Cette clause est par conséquent souvent utilisée par des concubins. En effet, en vertu des règles de dévolution successorale, le concubin est un tiers à la succession.

Or, il peut arriver qu'une personne, après un premier mariage par exemple, dont sont issus un ou plusieurs enfants, héritiers à réserve, refasse sa vie avec une autre personne avec laquelle elle n'envisage pas de se marier. Cette personne peut toutefois vouloir protéger son concubin avec lequel elle acquerrait un bien immobilier.

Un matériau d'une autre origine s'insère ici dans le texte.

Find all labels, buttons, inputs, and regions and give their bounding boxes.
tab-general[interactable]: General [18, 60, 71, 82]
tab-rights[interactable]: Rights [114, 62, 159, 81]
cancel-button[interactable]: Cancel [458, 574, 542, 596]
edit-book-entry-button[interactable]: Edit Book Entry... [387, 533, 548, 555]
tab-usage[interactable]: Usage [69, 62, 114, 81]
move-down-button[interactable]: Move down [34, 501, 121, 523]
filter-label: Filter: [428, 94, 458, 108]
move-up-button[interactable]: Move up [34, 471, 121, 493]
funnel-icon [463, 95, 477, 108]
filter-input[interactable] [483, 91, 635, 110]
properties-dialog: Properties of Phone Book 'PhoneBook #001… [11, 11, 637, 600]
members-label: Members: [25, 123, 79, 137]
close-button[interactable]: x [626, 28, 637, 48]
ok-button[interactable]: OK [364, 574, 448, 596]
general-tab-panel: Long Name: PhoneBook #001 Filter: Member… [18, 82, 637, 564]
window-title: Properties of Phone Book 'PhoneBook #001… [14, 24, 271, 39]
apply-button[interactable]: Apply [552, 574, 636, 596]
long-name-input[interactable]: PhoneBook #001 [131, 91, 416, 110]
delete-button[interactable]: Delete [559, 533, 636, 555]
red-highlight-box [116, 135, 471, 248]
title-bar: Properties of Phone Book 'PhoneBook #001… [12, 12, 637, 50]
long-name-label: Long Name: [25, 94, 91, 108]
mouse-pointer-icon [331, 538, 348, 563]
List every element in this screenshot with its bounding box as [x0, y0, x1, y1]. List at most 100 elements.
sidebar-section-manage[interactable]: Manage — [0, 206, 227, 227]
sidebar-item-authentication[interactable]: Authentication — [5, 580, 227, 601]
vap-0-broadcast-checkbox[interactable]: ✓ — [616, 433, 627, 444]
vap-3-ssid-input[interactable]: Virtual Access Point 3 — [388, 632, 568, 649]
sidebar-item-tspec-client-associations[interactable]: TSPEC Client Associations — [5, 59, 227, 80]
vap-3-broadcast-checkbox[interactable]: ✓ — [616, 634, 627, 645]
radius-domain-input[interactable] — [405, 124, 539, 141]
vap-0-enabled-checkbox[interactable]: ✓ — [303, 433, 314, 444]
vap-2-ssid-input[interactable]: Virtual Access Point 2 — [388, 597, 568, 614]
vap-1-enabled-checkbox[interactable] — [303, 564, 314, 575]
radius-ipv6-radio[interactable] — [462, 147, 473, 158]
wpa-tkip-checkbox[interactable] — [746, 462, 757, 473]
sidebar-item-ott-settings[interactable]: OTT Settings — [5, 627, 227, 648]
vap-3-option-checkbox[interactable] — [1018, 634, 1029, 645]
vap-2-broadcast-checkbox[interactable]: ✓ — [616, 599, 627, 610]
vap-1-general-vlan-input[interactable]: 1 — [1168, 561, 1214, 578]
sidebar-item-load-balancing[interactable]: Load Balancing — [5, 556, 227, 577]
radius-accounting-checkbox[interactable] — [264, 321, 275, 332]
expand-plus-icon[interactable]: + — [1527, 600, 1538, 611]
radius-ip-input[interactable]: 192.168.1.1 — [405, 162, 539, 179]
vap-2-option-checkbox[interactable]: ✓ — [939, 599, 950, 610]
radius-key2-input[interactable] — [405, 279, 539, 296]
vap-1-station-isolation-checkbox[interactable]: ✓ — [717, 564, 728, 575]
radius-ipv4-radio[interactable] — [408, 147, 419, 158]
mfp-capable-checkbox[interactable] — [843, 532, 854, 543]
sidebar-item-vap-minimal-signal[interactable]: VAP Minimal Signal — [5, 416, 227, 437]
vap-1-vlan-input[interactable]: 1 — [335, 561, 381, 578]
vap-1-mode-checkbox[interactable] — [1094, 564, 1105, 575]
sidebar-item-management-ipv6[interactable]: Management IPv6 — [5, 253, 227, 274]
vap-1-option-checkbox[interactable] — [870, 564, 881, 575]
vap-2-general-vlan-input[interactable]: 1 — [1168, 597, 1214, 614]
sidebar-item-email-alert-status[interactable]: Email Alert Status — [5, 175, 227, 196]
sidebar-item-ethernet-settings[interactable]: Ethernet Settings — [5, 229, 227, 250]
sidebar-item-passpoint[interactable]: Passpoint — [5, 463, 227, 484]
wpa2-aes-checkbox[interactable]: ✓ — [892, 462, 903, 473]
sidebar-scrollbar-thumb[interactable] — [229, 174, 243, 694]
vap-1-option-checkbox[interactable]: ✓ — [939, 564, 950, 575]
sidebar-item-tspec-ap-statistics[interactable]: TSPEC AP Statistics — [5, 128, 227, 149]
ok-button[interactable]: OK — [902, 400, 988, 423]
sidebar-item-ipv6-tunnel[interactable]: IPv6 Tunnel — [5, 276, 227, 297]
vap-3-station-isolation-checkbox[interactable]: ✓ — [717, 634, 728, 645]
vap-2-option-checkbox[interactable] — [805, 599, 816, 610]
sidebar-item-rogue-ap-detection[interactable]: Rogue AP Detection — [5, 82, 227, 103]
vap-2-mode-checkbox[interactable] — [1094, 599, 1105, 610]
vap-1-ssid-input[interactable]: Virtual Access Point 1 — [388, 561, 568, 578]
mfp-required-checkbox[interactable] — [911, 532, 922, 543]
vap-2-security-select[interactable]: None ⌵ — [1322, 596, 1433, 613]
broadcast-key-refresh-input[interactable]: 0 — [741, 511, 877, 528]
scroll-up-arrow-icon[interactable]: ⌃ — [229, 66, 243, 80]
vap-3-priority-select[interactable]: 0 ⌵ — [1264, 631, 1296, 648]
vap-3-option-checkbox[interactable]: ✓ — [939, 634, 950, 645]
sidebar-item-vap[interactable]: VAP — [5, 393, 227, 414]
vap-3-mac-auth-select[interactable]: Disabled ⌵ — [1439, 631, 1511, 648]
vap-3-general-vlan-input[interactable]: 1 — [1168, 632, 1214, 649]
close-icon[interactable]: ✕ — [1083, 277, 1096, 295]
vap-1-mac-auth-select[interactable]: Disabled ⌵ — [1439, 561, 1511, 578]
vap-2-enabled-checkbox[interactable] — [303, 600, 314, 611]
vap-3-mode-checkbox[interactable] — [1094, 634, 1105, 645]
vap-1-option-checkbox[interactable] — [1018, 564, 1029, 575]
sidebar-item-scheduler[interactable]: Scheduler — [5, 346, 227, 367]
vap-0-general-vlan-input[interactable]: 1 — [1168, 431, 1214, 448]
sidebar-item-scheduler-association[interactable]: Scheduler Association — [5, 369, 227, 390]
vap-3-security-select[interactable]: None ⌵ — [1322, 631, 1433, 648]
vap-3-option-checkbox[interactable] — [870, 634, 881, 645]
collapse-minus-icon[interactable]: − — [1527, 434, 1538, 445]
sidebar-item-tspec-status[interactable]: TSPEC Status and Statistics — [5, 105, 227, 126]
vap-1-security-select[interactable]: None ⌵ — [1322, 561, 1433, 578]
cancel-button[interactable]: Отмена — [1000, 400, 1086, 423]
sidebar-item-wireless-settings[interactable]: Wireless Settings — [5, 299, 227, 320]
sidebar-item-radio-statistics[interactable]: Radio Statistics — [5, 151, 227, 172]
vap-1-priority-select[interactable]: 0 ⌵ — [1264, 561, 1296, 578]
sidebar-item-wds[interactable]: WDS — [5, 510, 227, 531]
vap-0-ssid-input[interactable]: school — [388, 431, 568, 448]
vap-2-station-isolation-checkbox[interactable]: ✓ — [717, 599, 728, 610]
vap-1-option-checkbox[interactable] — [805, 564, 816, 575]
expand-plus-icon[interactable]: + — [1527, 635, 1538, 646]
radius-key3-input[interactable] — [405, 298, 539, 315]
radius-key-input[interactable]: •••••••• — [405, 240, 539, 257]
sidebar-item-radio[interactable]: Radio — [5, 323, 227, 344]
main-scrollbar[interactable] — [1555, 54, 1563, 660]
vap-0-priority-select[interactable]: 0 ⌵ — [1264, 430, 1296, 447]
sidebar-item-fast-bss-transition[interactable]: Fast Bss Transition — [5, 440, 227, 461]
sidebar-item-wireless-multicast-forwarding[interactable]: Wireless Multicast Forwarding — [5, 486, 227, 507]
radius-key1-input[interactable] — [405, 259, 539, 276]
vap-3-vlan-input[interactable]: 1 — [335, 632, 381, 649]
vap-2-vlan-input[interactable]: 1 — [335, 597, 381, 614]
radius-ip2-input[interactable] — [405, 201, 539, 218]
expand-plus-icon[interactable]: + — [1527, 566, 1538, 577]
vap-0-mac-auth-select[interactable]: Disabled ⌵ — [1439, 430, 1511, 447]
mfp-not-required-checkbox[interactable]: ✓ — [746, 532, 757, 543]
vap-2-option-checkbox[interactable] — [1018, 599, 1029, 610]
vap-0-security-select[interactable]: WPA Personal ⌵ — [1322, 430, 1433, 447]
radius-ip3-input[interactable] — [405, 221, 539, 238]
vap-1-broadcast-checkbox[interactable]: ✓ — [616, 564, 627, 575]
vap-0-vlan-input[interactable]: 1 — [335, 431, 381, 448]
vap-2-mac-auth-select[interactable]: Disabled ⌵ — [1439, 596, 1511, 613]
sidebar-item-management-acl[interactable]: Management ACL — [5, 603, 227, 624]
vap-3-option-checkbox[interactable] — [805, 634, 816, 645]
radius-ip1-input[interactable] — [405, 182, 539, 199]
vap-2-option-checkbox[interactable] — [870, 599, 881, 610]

Dans ce cas, la clause de tontine paraît tout à fait adaptée : à son décès le bien immobilier serait censé avoir été acquis par le concubin survivant dès le contrat de vente. Les héritiers à réserve ne seraient donc pas fondés à revendiquer une éventuelle atteinte à la réserve, quand bien même le reste du patrimoine de la personne décédée serait moins important.

 

 

Un régime fiscal peu attractif...

Afin d'éviter toute évasion fiscale, la loi de finances pour 1980 a prévu que, pour tous les contrats de vente signés à compter du 6 septembre 1979, contenant une clause de tontine, le survivant devrait s'acquitter des droits de succession.

 

Or, les droits de succession peuvent être très importants. Cela rend la clause de tontine beaucoup moins avantageuse, notamment lorsque les acquéreurs n'ont pas de lien de parenté, et n'ont donc pas de vocation successorale entre eux.

 

Il existe toutefois une exception, aux termes de laquelle le survivant n'est pas soumis aux droits de mutation à titre gratuit, mais aux droits de mutation à titre onéreux (à savoir ceux applicables dans le cadre d'une vente), lesquels sont beaucoup plus avantageux. Cependant, cette exception est très restrictive. En effet, pour être applicable, quatre conditions doivent être respectées :

 

- le bien doit avoir été acquis par deux personnes seulement,

- le bien doit être un bien immobilier,

- le bien doit constituer la résidence principale des deux souscripteurs du pacte,

- la valeur vénale du bien immobilier doit être inférieure à 76.000,00 euros.

Or, il n'est pas si fréquent que la valeur vénale d'un bien immobilier, constituant la résidence principale de deux concubins, soit inférieure à 76.000,00 euros.